IV. — LE ROMAN COMIQUE AU CHÂTEAU.

 

 

« Aimez vos femmes et vos châteaux », ce vieux cri des grands seigneurs philosophes de 1789, le Consulat l'avait remis à la mode. Dans ces demeures de plaisance où s'exerçait le style néo-grec de MM. Percier et Fontaine, la société politique et militaire, ou simplement élégante, renouait la chaîne des charmantes traditions de l'ancien régime. L'ère des fêtes champêtres recommençait, remise au goût du jour par la femme du Premier Consul à la Malmaison. Cette vie de château, à l'aurore du Consulat, n'était point celle qu'on peut imaginer de nos jours. On ne se sentait pas arraché de Paris, campé dans une demeure sans toutes ses aises, assailli des mille petits inconvénients qui résultent d'un départ qu'on sait n'être point définitif. C'était alors la vie large, luxueuse, bruyante, fiévreuse, Paris transplanté dans un beau paysage tourangeau ou berrichon.
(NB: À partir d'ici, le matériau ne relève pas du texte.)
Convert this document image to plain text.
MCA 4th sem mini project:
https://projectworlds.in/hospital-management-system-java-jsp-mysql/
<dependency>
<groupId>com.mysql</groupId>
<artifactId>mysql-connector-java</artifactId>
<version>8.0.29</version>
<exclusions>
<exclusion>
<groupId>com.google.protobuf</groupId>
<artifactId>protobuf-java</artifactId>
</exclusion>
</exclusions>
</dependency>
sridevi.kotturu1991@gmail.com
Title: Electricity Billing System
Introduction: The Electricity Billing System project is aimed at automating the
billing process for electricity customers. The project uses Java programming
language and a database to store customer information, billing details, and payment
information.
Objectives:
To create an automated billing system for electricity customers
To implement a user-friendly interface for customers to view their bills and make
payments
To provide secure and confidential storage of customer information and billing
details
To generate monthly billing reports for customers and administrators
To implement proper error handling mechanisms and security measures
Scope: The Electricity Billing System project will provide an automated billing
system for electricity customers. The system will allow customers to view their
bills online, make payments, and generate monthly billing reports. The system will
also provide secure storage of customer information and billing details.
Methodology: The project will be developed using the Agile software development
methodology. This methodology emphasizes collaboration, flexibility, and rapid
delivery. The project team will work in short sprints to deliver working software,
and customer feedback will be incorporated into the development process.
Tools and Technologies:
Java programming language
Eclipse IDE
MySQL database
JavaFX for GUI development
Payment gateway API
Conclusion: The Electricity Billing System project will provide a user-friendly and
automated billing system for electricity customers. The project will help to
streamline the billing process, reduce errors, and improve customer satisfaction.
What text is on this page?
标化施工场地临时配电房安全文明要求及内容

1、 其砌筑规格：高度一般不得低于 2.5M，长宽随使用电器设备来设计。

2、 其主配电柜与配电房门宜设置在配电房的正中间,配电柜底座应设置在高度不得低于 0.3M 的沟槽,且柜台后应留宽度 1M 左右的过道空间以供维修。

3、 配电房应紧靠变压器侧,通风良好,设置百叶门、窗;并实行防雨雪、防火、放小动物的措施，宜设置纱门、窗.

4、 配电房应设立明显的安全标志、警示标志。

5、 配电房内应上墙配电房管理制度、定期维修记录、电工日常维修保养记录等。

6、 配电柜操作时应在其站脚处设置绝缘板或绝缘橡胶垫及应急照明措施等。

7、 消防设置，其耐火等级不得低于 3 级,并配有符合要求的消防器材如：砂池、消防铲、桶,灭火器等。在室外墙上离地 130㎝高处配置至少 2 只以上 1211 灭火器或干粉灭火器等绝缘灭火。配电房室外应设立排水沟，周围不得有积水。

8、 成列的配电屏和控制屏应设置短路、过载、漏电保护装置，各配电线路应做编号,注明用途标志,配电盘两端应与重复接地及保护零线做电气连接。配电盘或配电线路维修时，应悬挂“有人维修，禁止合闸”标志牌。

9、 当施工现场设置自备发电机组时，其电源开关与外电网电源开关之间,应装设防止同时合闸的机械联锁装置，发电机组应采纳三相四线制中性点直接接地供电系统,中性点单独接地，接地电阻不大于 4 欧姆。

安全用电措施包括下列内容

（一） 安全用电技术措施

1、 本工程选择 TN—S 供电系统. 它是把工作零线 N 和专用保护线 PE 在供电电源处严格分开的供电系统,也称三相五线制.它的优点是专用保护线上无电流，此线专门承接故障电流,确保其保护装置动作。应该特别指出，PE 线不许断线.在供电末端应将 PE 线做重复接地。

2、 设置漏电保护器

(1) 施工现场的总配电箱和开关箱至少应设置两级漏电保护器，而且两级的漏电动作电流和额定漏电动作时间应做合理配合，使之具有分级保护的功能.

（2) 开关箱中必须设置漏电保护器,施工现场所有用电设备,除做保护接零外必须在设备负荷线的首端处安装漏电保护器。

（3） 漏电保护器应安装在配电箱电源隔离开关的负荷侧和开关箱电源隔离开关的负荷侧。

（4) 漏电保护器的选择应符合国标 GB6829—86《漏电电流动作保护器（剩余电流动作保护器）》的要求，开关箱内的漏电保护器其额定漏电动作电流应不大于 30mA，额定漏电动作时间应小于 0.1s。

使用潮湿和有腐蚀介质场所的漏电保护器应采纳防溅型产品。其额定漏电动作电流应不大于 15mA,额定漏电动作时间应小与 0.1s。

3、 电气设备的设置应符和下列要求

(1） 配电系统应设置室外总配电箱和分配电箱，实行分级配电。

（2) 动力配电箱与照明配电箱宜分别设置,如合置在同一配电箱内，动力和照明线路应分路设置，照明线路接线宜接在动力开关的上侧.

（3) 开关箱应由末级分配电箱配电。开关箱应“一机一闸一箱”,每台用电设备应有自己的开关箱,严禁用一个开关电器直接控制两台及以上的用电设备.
La demeure était vaste, — car le bourgeois aux ressources médiocres ne connaissait pas « les quinze jours de bains de mer » d'aujourd'hui, — le domestique nombreux, la société telle qu'on la connaissait dans la capitale. Dans ces résidences princières, accrochant encore à leurs, façades, les blasons blessés et démolis des anciens seigneurs traqués en 93, dans ces châteaux, dont s'honoraient les provinces, étaient venus, tour à tour, mourir l'écho et le grand fracas des victoires de 1800. Le nom de Marengo, de Hohenlinden, avait résonné là sur des lèvres surprises de les connaître. Là, George devait sentir, pour la première fois, son cœur s'éveiller à la renommée de Bonaparte.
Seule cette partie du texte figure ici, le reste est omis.